CS144 Lab1
这里回顾CS 144 Lab 1: stitching substrings into a byte stream。
实验资料:
- https://www.cnblogs.com/kangyupl/p/stanford_cs144_labs.html
- https://kangyupl.gitee.io/cs144.github.io/
- https://gitee.com/kangyupl/sponge
参考资料:
Lab 1: stitching substrings into a byte stream
在该实验中:我们将实现一个流重组器——一个将字节流的小片段(称为子串,或段)按正确的顺序缝合成连续的字节流的模块。
准备工作
下载代码以及跑通流程
git clone https://gitee.com/kangyupl/sponge
git checkout -b lab1-startercode origin/lab1-startercode
mkdir build && cd build
cmake ..
make format
make -j4 && make check_lab1 接口
// Construct a `StreamReassembler` that will store up to `capacity` bytes.

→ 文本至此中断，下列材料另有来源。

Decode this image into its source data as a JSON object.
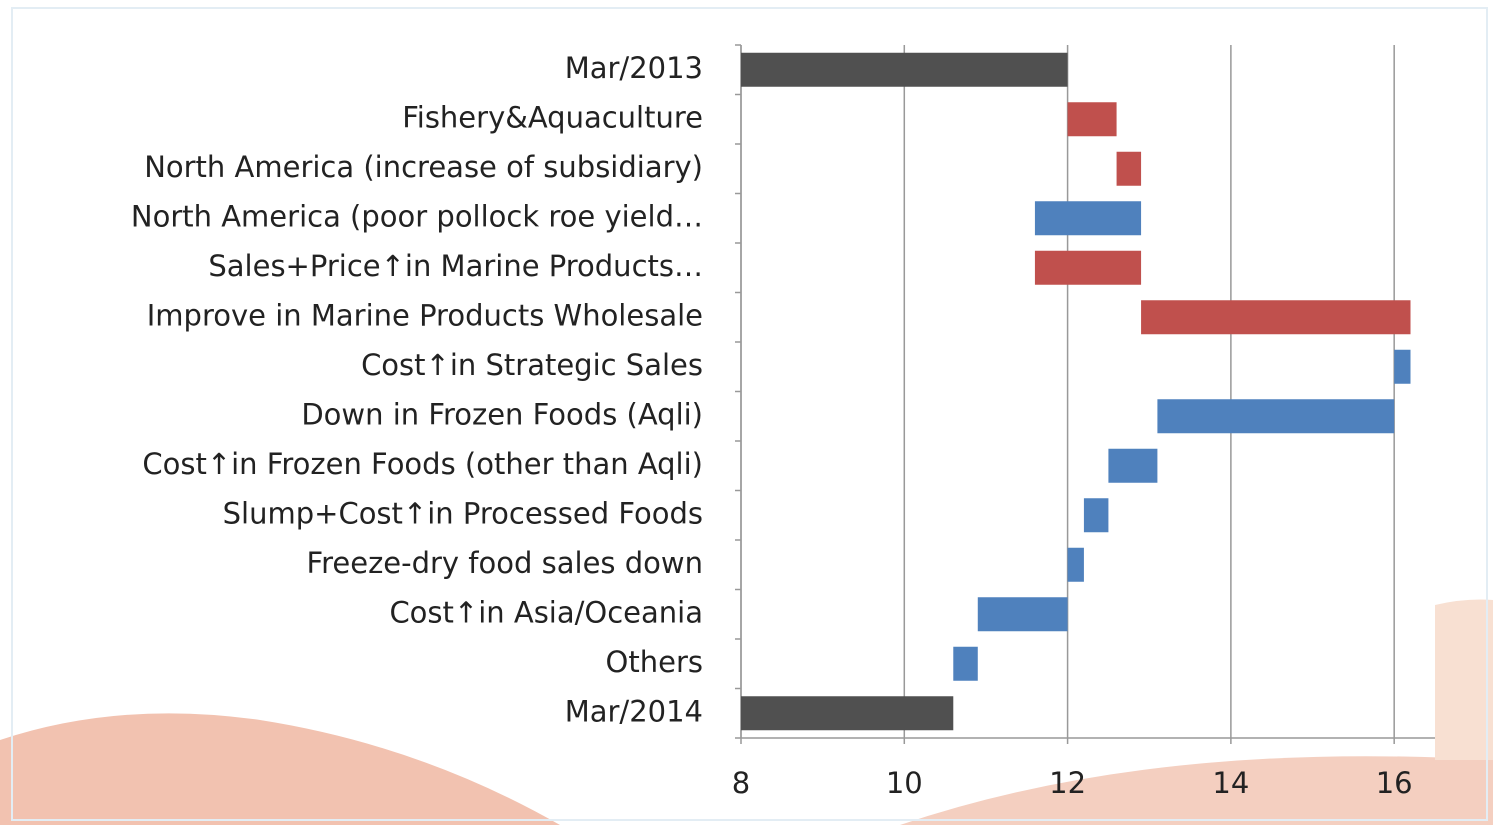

StreamReassembler(const size_t capacity);
// Receive a substring and write any newly contiguous bytes into the stream.
//
// `data`: the segment
// `index` indicates the index (place in sequence) of the first byte in `data`
// `eof`: the last byte of this segment is the last byte in the entire stream
void push_substring(const string &data, const uint64_t index, const bool eof);
// Access the reassembled byte stream
ByteStream &stream_out();
// The number of bytes in the substrings stored but not yet reassembled
size_t unassembled_bytes() const;
// Is the internal state empty (other than the output stream)?
bool empty() const;说明
- 整个数据流中第一个字节的索引是什么?
- 0。
- 我的实现应该有多大的效率?
- 我们还不打算指定一个效率的概念,但请不要建立一个严重影响空间或时间的数据结构——这个数据结构将是你的TCP实现的基础。
- 应该如何处理不一致的子串?
- 你可以假设它们不存在。也就是说,你可以假设有一个唯一的底层字节流,而所有的子串都是它的(精确)片段。
- 我可以使用什么?
- 你可以使用你认为有用的标准库的任何部分。特别是,我们希望你至少要使用一个数据结构。
- 字节什么时候应该被写入流中?
- 越快越好。一个字节不应该出现在流中的唯一情况是,在它之前有一个字节还没有被”push”。
- 子串可能重叠吗?
- 可能。
- 我是否需要向StreamReassembler添加私有成员?
- 是的。由于段可能以任何顺序到达,你的数据结构将不得不记住子串,直到它们准备好被放入流中,也就是说,直到它们之前的所有索引都已填充。
代码
说明:
- 使用双向链表作为缓存区,链表中的元素根据index递增的顺序排列;
- 任意两个缓存块之间没有重合;
代码:
stream_reassembler.hh:
#ifndef SPONGE_LIBSPONGE_STREAM_REASSEMBLER_HH
#define SPONGE_LIBSPONGE_STREAM_REASSEMBLER_HH
#include "byte_stream.hh"
#include <cstdint>
#include <string>
#include <vector>
#include <list>
#include <utility>
//! \brief A class that assembles a series of excerpts from a byte stream (possibly out of order,
//! possibly overlapping) into an in-order byte stream.
/**
* Buffer数据结构, 用来缓存已到达, 但没有被push的部分,
* 每个部分为(string, index), 利用list存储, 按照index递增的顺序存储。
*/
class Buffer {
private:
std::list<std::pair<std::string, uint64_t>> buf = {};
size_t size = 0;
public:
// 获得缓存大小
size_t get_size() const;
// 插入
void insert(const std::string &data, const uint64_t index);
// 合并list中重叠部分
void merge();
// 返回index最小的元素
std::pair<std::string, uint64_t> front();
// 弹出元素, 如果flag为true, 则更新大小
void pop(bool flag);
// 判断buffer是否为空
bool is_empty();
// 打印
void print_buffer();
};
class StreamReassembler {
private:
// Your code here -- add private members as necessary.
Buffer buf;
// 是否为eof
bool eof_flag = false;
// 下一个被push的字符索引
uint64_t _index = 0;
// 最后一个被push的字符
std::string last_str = "";
ByteStream _output; //!< The reassembled in-order byte stream
size_t _capacity; //!< The maximum number of bytes
public:
//! \brief Construct a `StreamReassembler` that will store up to `capacity` bytes.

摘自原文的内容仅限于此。